Há 40 anos, depois de ouvir as músicas do LP “Cadáver pega fogo durante o velório”, e convidado pelo produtor Roberto Moura para escrever o texto da contracapa, o crítico musical Tárik de Souza afirmou que o compositor Fernando Pellon, com as suas canções, ia chocar a hipocrisia generalizada vendida como rótulo de bom gosto e status.
“Quem quiser que se assuste com Pellon, que também recobra tradições estabelecidas por arautos das campas tão divergentes quanto Nelson Cavaquinho e Vicente Celestino”, escreveu Tárik de Souza na ocasião.
“O trabalho do Pellon é muito diferente de tudo o que rolou e rola por aí”, comentou o cantor e violonista Paulinho Lêmos (foto).

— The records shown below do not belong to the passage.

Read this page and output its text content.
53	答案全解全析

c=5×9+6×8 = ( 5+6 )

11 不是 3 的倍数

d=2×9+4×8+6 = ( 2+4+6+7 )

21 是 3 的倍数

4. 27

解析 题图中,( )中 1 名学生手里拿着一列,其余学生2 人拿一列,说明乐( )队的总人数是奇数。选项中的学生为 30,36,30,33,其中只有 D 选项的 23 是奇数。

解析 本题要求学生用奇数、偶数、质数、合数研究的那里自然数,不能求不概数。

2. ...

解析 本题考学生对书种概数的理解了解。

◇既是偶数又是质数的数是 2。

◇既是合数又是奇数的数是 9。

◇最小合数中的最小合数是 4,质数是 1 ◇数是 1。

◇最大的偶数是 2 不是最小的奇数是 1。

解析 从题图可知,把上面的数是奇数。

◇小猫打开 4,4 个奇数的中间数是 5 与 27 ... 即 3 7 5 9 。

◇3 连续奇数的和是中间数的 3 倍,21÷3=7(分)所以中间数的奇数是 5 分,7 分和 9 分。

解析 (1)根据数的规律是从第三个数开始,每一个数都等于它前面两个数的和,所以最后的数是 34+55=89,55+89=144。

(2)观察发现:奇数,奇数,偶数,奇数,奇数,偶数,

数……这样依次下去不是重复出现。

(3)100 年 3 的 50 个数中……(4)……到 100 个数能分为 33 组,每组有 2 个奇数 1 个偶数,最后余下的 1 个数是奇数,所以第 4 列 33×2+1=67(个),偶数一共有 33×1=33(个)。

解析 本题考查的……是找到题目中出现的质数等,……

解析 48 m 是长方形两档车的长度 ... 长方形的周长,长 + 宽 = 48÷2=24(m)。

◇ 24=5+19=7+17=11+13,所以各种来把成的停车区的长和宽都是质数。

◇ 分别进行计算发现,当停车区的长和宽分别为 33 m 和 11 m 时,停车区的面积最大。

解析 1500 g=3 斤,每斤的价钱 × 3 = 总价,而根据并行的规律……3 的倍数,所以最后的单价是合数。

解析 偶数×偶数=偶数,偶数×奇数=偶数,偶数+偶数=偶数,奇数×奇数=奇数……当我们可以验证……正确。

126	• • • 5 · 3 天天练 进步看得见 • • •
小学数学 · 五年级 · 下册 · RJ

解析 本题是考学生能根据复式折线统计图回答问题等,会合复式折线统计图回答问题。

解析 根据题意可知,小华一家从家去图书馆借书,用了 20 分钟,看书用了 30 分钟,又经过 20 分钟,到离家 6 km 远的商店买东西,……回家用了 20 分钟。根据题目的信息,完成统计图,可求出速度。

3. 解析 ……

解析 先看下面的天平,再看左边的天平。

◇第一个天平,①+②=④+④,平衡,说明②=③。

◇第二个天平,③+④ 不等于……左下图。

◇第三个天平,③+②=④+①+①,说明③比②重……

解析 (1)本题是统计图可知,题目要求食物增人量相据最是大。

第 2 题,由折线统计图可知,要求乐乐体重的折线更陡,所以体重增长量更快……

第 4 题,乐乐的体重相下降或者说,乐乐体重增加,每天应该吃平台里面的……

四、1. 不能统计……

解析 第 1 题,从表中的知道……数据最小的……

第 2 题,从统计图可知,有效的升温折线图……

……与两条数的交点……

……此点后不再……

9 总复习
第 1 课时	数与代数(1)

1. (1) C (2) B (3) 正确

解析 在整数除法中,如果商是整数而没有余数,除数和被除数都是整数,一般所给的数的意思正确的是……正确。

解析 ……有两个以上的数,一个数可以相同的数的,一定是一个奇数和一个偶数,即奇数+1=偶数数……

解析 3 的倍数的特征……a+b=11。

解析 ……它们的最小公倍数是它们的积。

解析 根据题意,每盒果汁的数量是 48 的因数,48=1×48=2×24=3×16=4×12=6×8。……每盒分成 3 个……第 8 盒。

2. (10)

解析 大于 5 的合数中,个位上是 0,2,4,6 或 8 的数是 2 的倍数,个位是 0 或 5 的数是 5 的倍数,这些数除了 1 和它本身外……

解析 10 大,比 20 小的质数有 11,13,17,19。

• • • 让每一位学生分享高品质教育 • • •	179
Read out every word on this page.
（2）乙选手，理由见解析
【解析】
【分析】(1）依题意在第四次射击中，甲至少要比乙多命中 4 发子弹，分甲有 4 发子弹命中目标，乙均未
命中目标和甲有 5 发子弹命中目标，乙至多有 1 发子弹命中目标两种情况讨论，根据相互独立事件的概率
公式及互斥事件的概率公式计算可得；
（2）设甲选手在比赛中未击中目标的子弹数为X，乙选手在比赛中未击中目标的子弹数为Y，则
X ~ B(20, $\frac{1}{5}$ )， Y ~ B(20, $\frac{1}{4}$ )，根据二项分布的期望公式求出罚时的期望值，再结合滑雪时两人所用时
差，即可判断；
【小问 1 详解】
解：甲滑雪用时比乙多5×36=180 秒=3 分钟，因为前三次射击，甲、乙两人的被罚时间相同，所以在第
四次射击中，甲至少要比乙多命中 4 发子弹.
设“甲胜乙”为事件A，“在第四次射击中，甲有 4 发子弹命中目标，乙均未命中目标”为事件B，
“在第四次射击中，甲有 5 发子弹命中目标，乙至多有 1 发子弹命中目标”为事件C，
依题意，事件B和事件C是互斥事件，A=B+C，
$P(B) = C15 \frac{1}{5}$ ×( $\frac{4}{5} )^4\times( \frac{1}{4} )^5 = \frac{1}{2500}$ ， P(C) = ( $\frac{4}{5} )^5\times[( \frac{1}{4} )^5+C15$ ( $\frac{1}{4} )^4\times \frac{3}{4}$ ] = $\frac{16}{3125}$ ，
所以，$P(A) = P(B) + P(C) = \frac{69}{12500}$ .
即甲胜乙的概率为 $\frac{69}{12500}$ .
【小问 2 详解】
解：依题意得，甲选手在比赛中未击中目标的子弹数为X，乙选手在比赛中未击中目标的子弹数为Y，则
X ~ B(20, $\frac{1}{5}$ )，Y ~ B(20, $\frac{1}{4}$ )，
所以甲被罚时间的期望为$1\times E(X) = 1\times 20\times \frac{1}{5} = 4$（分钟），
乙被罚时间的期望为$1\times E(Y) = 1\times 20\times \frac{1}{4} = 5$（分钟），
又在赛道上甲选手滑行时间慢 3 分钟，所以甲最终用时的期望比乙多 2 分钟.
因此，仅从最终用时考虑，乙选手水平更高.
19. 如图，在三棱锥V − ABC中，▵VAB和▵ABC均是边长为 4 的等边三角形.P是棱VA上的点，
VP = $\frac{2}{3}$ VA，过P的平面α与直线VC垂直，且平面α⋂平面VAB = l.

Lembrando que o texto de Tárik de Souza fazia um alerta importante a respeito da produção musical no Brasil, no início dos anos 80. “Artificialmente limpa pelo processo Olivetti de tecladismo estéril, a MPB ultimamente não tem correspondido à violência do país que a produz”, ressaltou o colunista, em uma clara referência ao período sombrio em que o país vivia sob o regime de ditadura militar (1964-1985).
Realidade
Nesse contexto, surgiu o disco “Cadáver pega fogo durante o velório”, com Fernando Pellon quebrando regras, colocando os dedos nas feridas, inclusive sendo censurado pelo regime. “O especial desse trabalho é cantar a verdade, sem rodeios e sem disfarces. Tá tudo lá, nu e cru. Não é especial para todos, mas para quem vê a realidade de forma clara, transparente”, disse Paulinho Lêmos, parceiro de Fernando Pellon na música “Tal como Nazareth”.
A parceria entre Paulinho Lemos e Fernando Pellon nasceu no início dos anos 80, quando os dois fizeram parte do coletivo de compositores Malta da Areia.
“A música ‘Tal como Nazareth’, talvez tenha sido uma das nossas primeiras parcerias. Lembro-me que logo de saída incluí na introdução uma citação da música ‘Odeon’ de Ernesto Nazareth e a composição fluiu, na minha opinião, dentro do mesmo espírito. A importância desse trabalho é incomensurável”, afirmou Paulinho Lêmos.
Privilégio
Paulinho Lêmos recordou que “Cadáver pega fogo durante o velório” foi o primeiro registro discográfico da dupla, quando os amigos e parceiros estavam no “limiar” dos 20 anos de idade. “Isso tem um valor muito grande para mim. E ser parceiro do Pellon é um verdadeiro privilégio”, ressaltou.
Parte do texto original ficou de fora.